REVIEW: Darren Michael Boyd — Thoughts & Scares (LP)
Although the new album Thoughts & Scares, was not commissioned by filmmakers as a soundtrack piece, this brilliant portrait of accomplished musicianship and unending guitar worship feels like a movie for your ears. After a brief break from the spotlight, Darren Michael Boyd is crushing a fantastic set of new music here, and delivering what many are calling one of the smarter instrumental rock albums of the new year thus far.
WEBSITE: https://www.darrenboyd.com/
It takes a lot to summarize emotionality even when you’ve got every word in the dictionary at your disposal. Starting in songs like “Abusement Park” and “Toad Rage,” it quickly becomes clear just how little Boyd needs a vocalist to convey his investment in the music, as the overall aggression with which he attacks the tone of these arrangements is something to marvel at in its own right.

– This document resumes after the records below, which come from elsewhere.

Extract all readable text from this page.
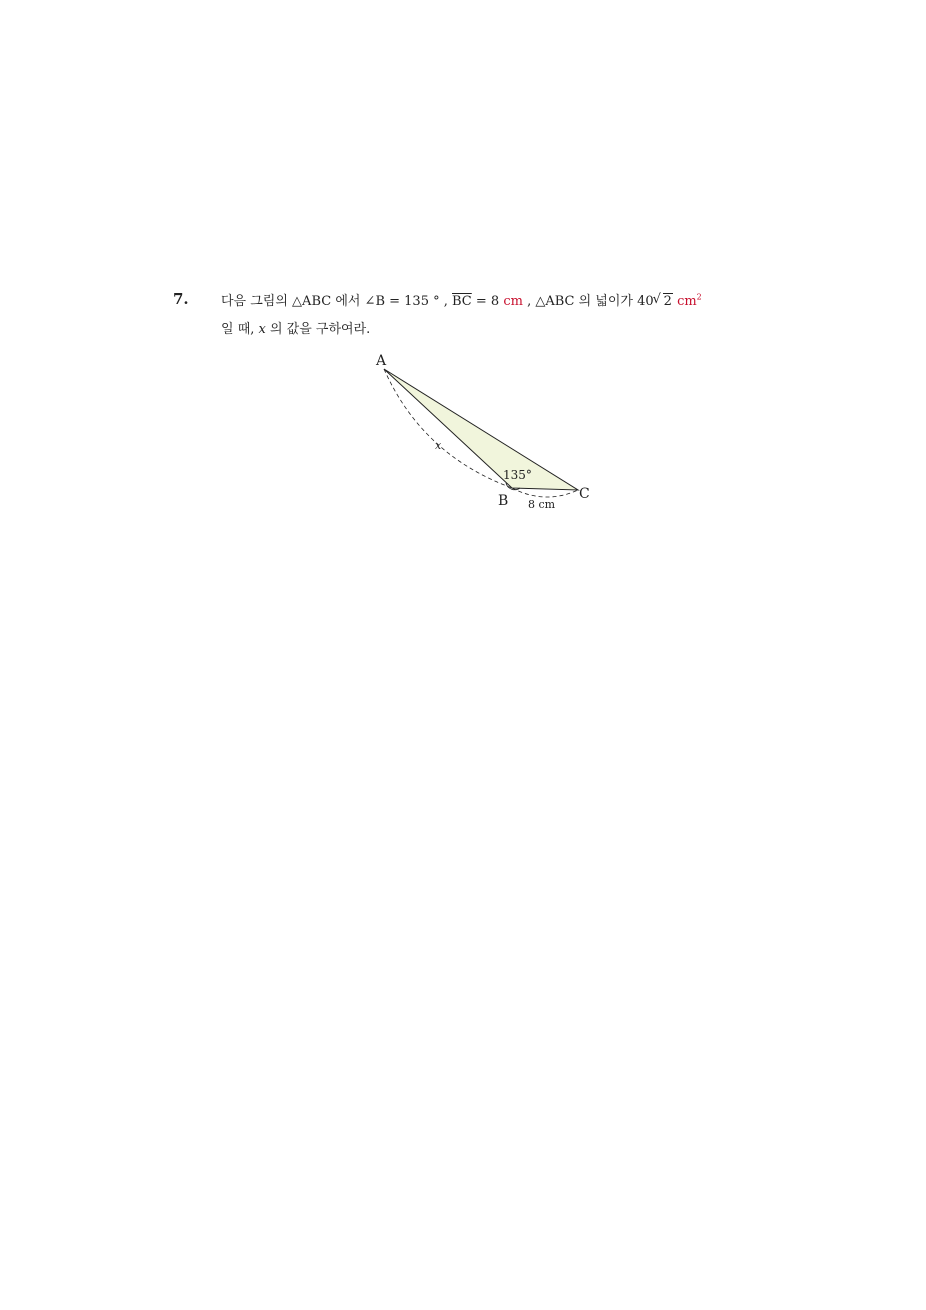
7. 다음 그림의 △ABC 에서 ∠B = 135 ° , $\overline{BC} = 8$ cm , △ABC 의 넓이가 40 √ 2 $cm^2$
일 때, x 의 값을 구하여라.
A
B	C
135°
x
8 cm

There are instances where the sonic parameters of a recording studio would seem to be a bit constraining on some of the tempos here — such as what we find in “Broken Glass and Disappointment” or even the tepid title cut that closes out the album on a striking note — but our leading man never gets pressed against a wall.
Truth be told, he sounds comfortable with the pressure he’s inviting into this mix, if not just a little more adept at managing it than the vast majority of his closest peers would with this same material. That kind of emotional depth in an artist who doesn’t have a singer to charge with the task of setting the mood with descriptive lyrics is a deeply refined skill. To put it as simply as I can, Darren Michael Boyd nails it here. Even without lyrics, Thoughts & Scares still feels like you’re following a story, with unique plot twists and characters that you grow fond of or don’t ever quite trust.
With a mix of vibrato, pointed guitar attacks, and the occasional surf-inspired forward swing, Darren Michael Boyd commands the stereo speakers as his own throughout Thoughts & Scares’s rollercoaster dips into elaborate grooving. I’m still new to Boyd’s work, but I’d be shocked if he isn’t teaching music somewhere. Someone of this caliber of expertise has extensive training in his background, but nowhere in Thoughts & Scares do I begin to feel like he is talking down to me from behind the glass. He’s presenting a musical story that is life and love, creating an atmosphere that is both inviting as it is sequestering us from the muted chaos of silence.
I recommend giving Thoughts & Scares a spin and seeing what journeys you’ll go on with Darren Michael Boyd, who is quickly becoming a new favorite of instrumental rock lovers coast to coast. And after seeing some of the commercial garbage that the mainstream is bringing forth this winter, it’s albums like this one that will be the saving grace of 2023, as I see it. There’s a lot of potential in his sound still to be exploited, but even with that said, you’re not going to find another tracklist like this one anytime soon.